The plan has to be broken down to achievable goals in reasonable time frames. To this the numbers are added. The great caveat here, which differs from the classical model, is that the numbers attached to activities are based on confidence levels and ranges, and not discrete figures. By way of an example, rent may be set at $240,000 per year with a confidence level of 99% (because of the lease). Conversely the annual figure for transportation may be set at $50,000 with a confidence level of 50%; because we know for sure that the price of fuel will only increase – but what we don’t know is by how much. The reality of this example, vividly reminds me of a northeastern recycling company who, in 2007, built a budget when oil was $60 a barrel. When the price of oil shot up to $140 a barrel, the budget was useless and management was completely lost at what to do.

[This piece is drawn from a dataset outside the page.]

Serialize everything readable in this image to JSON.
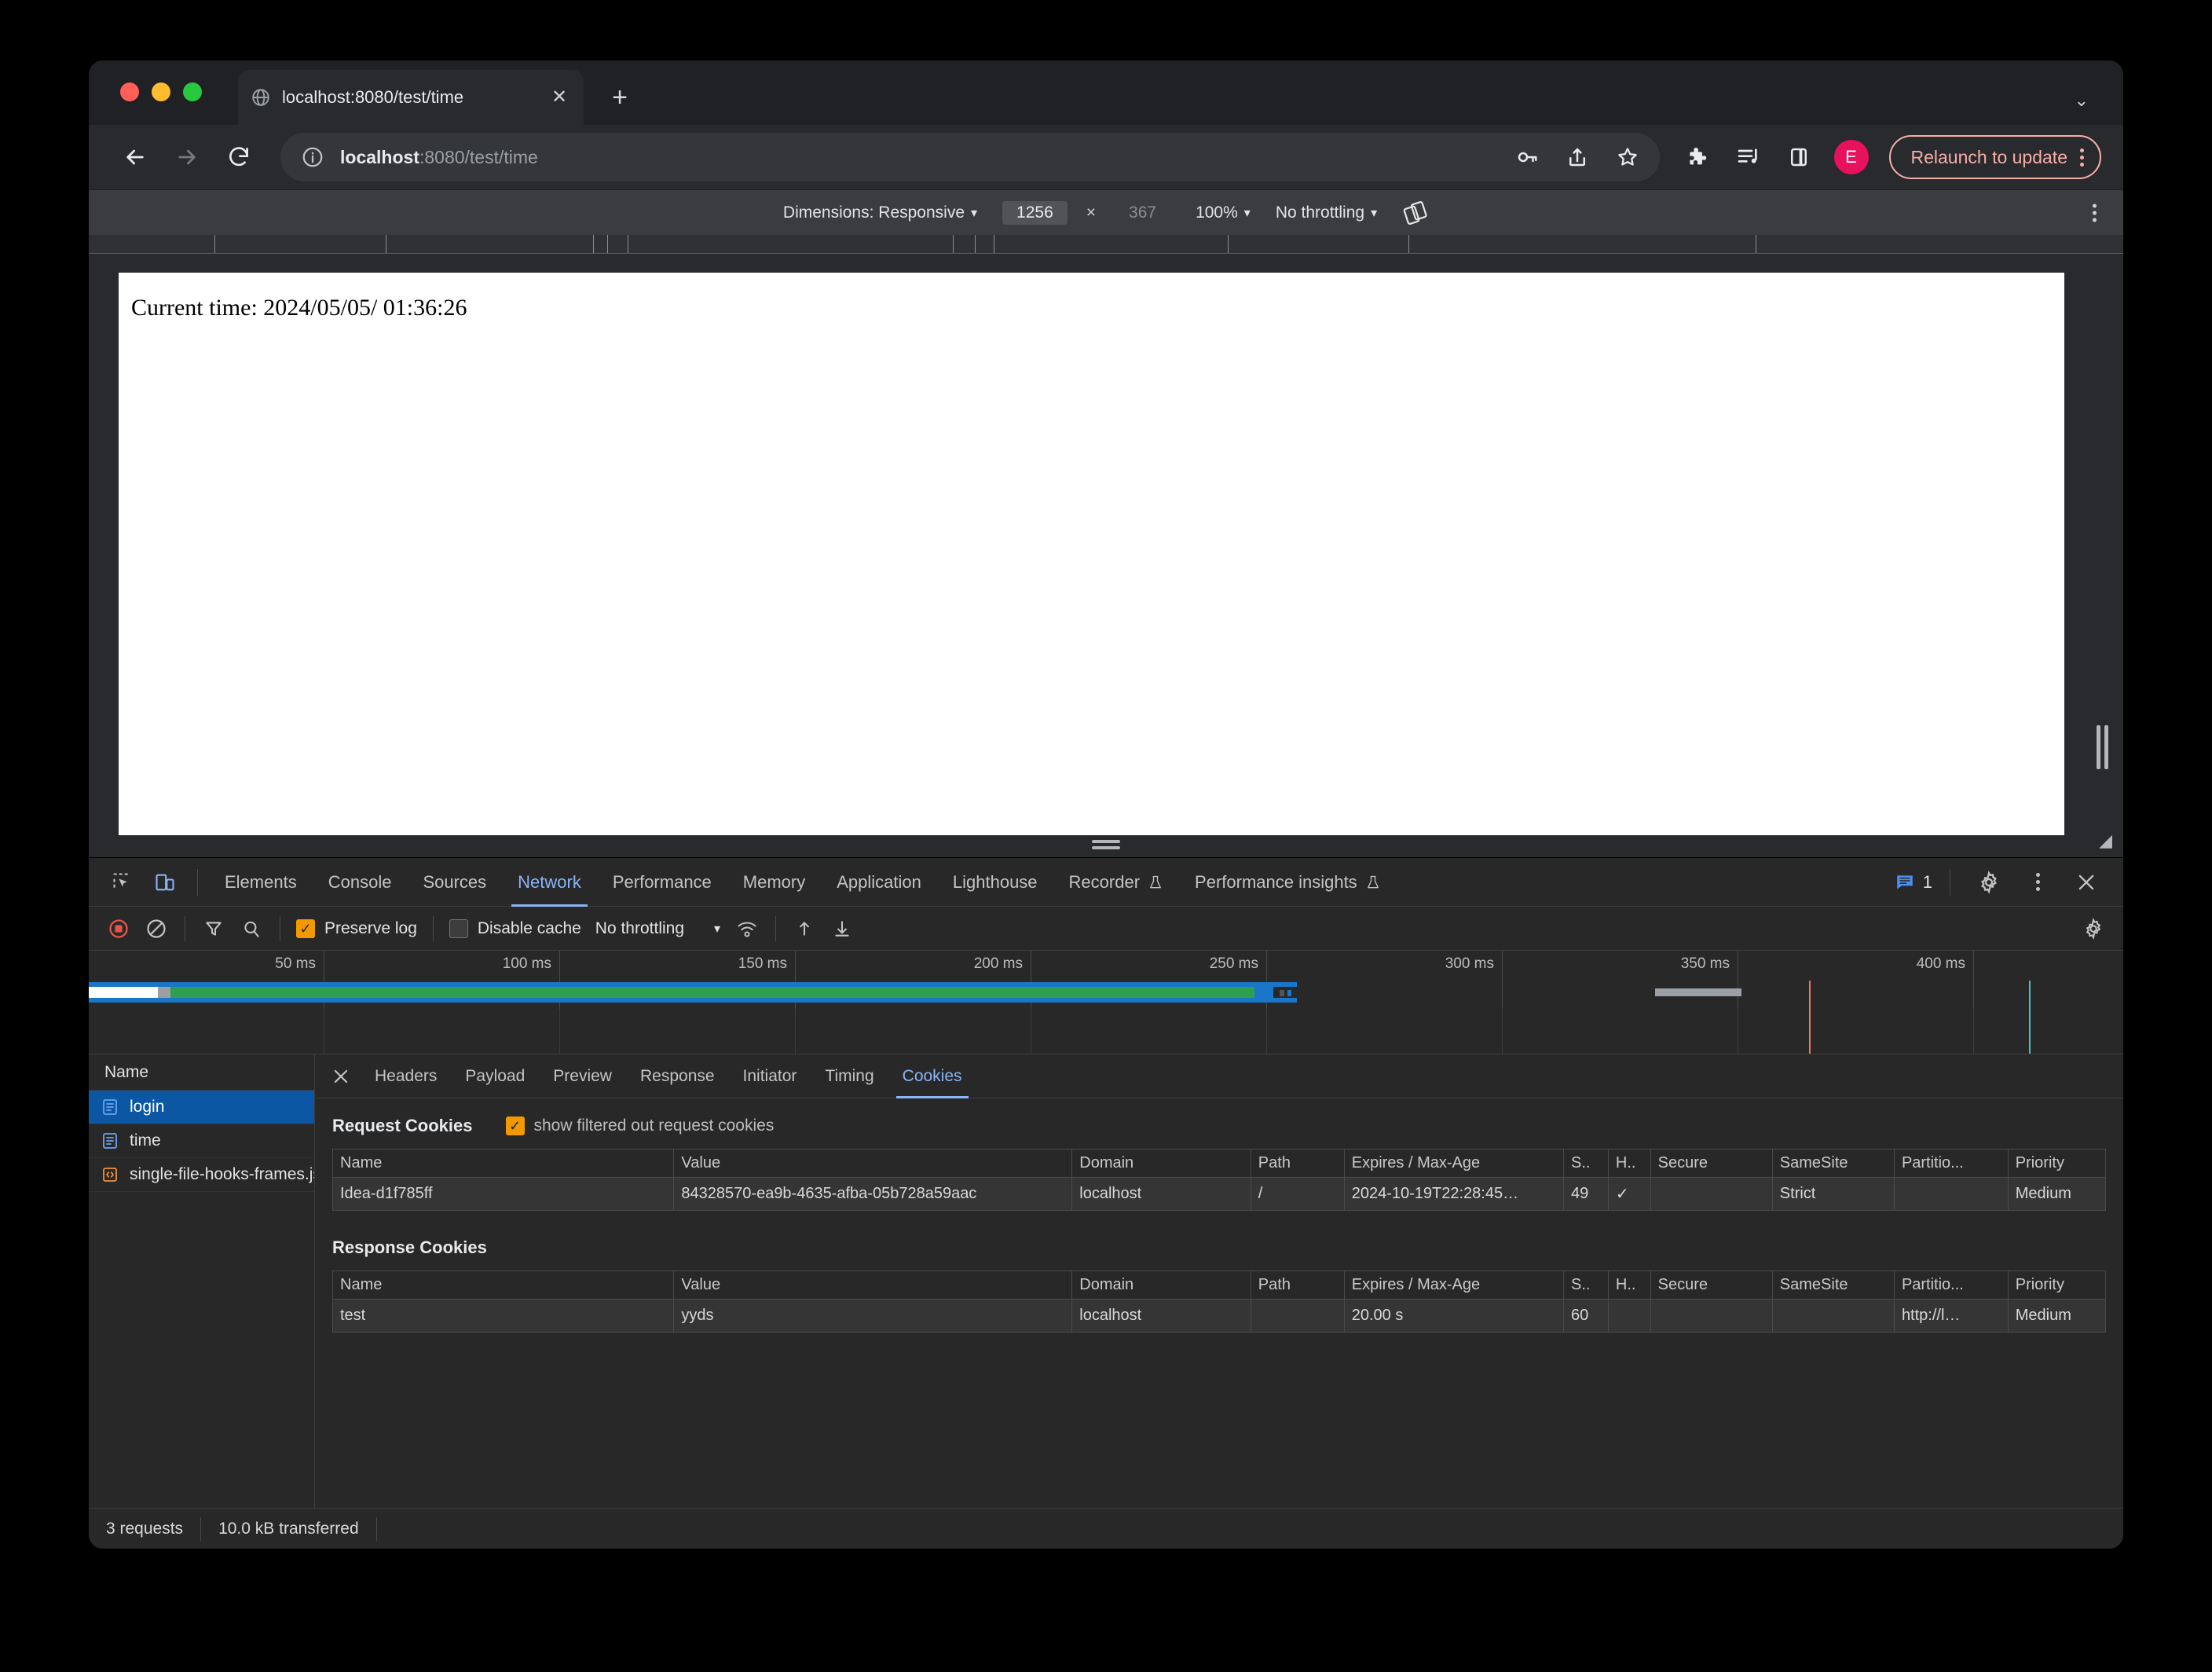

The reality is that every organization feels the life of the economy. Therefore, our planning must also be able to breathe that reality. Another great fault of the budgeting process is it makes one oblivious to economic opportunity. I recall a dialogue with a senior executive who was faced with an opportunity that had a stellar ROI, but was unable to act because ‘the budget was already approved and this opportunity was not known at that time’. What was wrong with this picture? Jack Welch (Winning, 2005) makes it undeniably clear in “…the budgeting process at most companies has to be the most ineffective process in management.” Mr. Welch brings reality home with “The budgeting process as it currently stands at most companies does exactly what you’d never want.” “It hinders growth opportunities.” “It promotes bad behavior-especially when market conditions change mid-stream and people still try to ‘make the number.’”

Yet, with all the knowledge of the ages we continue down the road of historical behaviors, either because we are so disconnected with reality that we don’t see the futility of our efforts or we simply don’t have sufficient internal confidence and knowledge to break this cycle of futility. Uncertainty has become the cornerstone of the economy, society, and politics and has become so great so as to render the budgeting most organizations still practice-counterproductive if not completely useless. Gladly, as for me, BUDget don’t know JACK!